Glycine attenuates endotoxin-induced liver injury by downregulating TLR4 signaling in Kupffer cells

Background Several experimental studies have observed better outcomes after glycine treatment in patients with endotoxin-induced liver injuries, but its molecular mechanism is not yet fully understood. The purpose of this study was to evaluate the hypothesis that glycine attenuates endotoxin-induced liver injury by affecting endotoxin signal transduction in liver macrophages. Methods An animal model of endotoxin-induced liver injury was established by intraperitoneally injecting mice with 10 mg/kg body weight endotoxin fed a pretreatment diet with or without 5% (w/w) glycine.
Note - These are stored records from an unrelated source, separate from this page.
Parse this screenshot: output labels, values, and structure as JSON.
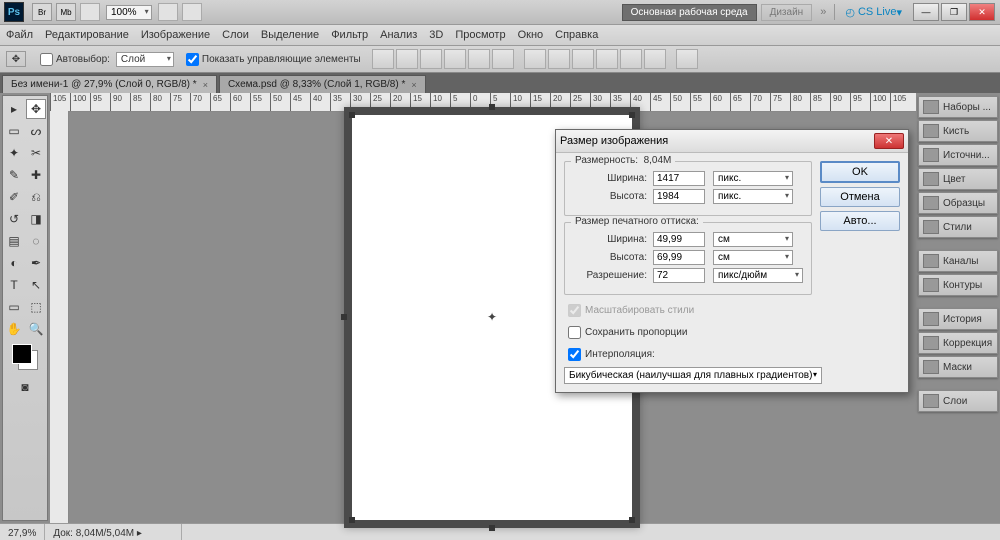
{
  "titlebar": {
    "zoom": "100%",
    "workspace_main": "Основная рабочая среда",
    "workspace_design": "Дизайн",
    "cslive": "CS Live"
  },
  "menu": {
    "file": "Файл",
    "edit": "Редактирование",
    "image": "Изображение",
    "layer": "Слои",
    "select": "Выделение",
    "filter": "Фильтр",
    "analysis": "Анализ",
    "3d": "3D",
    "view": "Просмотр",
    "window": "Окно",
    "help": "Справка"
  },
  "options": {
    "autoselect": "Автовыбор:",
    "autoselect_val": "Слой",
    "show_controls": "Показать управляющие элементы"
  },
  "tabs": {
    "tab1": "Без имени-1 @ 27,9% (Слой 0, RGB/8) *",
    "tab2": "Схема.psd @ 8,33% (Слой 1, RGB/8) *"
  },
  "ruler_ticks": [
    "105",
    "100",
    "95",
    "90",
    "85",
    "80",
    "75",
    "70",
    "65",
    "60",
    "55",
    "50",
    "45",
    "40",
    "35",
    "30",
    "25",
    "20",
    "15",
    "10",
    "5",
    "0",
    "5",
    "10",
    "15",
    "20",
    "25",
    "30",
    "35",
    "40",
    "45",
    "50",
    "55",
    "60",
    "65",
    "70",
    "75",
    "80",
    "85",
    "90",
    "95",
    "100",
    "105"
  ],
  "panels": {
    "sets": "Наборы ...",
    "brush": "Кисть",
    "sources": "Источни...",
    "color": "Цвет",
    "swatches": "Образцы",
    "styles": "Стили",
    "channels": "Каналы",
    "paths": "Контуры",
    "history": "История",
    "adjust": "Коррекция",
    "masks": "Маски",
    "layers": "Слои"
  },
  "status": {
    "zoom": "27,9%",
    "docsize": "Док: 8,04M/5,04M"
  },
  "dialog": {
    "title": "Размер изображения",
    "dim_label": "Размерность:",
    "dim_value": "8,04M",
    "width_label": "Ширина:",
    "width_value": "1417",
    "height_label": "Высота:",
    "height_value": "1984",
    "unit_px": "пикс.",
    "print_label": "Размер печатного оттиска:",
    "pwidth": "49,99",
    "pheight": "69,99",
    "res_label": "Разрешение:",
    "res_value": "72",
    "unit_cm": "см",
    "unit_ppi": "пикс/дюйм",
    "scale_styles": "Масштабировать стили",
    "keep_prop": "Сохранить пропорции",
    "interp_label": "Интерполяция:",
    "interp_value": "Бикубическая (наилучшая для плавных градиентов)",
    "ok": "OK",
    "cancel": "Отмена",
    "auto": "Авто..."
  }
}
Blood and liver samples were obtained for analysis of liver morphology and to determine concentrations of alanine aminotransferase, endotoxin receptor Toll-like receptor 4 (TLR4), tumor necrosis factor-alpha (TNF-α), and interleukin (IL)-10 at various time points after injection. To investigate the effect of glycine on liver macrophages, Kupffer cells (KCs) were isolated and challenged by LPS (100 ng/mL), with or without glycine (4 mmol/l) pretreatment, and the expressions of TLR4, IL-10, and TNF-α were assayed at mRNA and protein levels. DNA-binding activity of nuclear factor-kappa B (NF-κB) was also analyzed using enzyme-linked immunosorbent assay. Results Dietary glycine significantly improved the survival rate of endotoxemic mice (P < .05), whereas serum alanine aminotransferase and TNF-α levels were significantly decreased at different time points (P < .05); IL-10 levels were increased (P < .05). Concurrently, LPS-induced hepatic tissue injury was attenuated as indicated by morphologic analysis; secretion of IL-10 in liver tissue (P < .05) was enhanced; and expression of TLR4 and TNF-α in liver tissue was downregulated (P < .05). Consistent with these in vivo experiments, enhanced secretion of IL-10 and inhibited expression of TLR4 and TNF-α caused by glycine pretreatment were also observed in LPS-stimulated KCs. NF-κB DNA-binding activity was also significantly inhibited by glycine (P < .05, respectively). Conclusions Dietary glycine improved survival rates and liver function in endotoxemic mice by regulating the production of proinflammatory or anti-inflammatory cytokines in liver. It attenuated liver injury by deactivating KCs through inhibiting TNF-α secretion and increasing IL-10 production. The downregulative effect of glycine on the endotoxin signaling pathway and TLR4/NF-κB/TNF-α may be a novel potential mechanism by which glycine inhibits KC activity.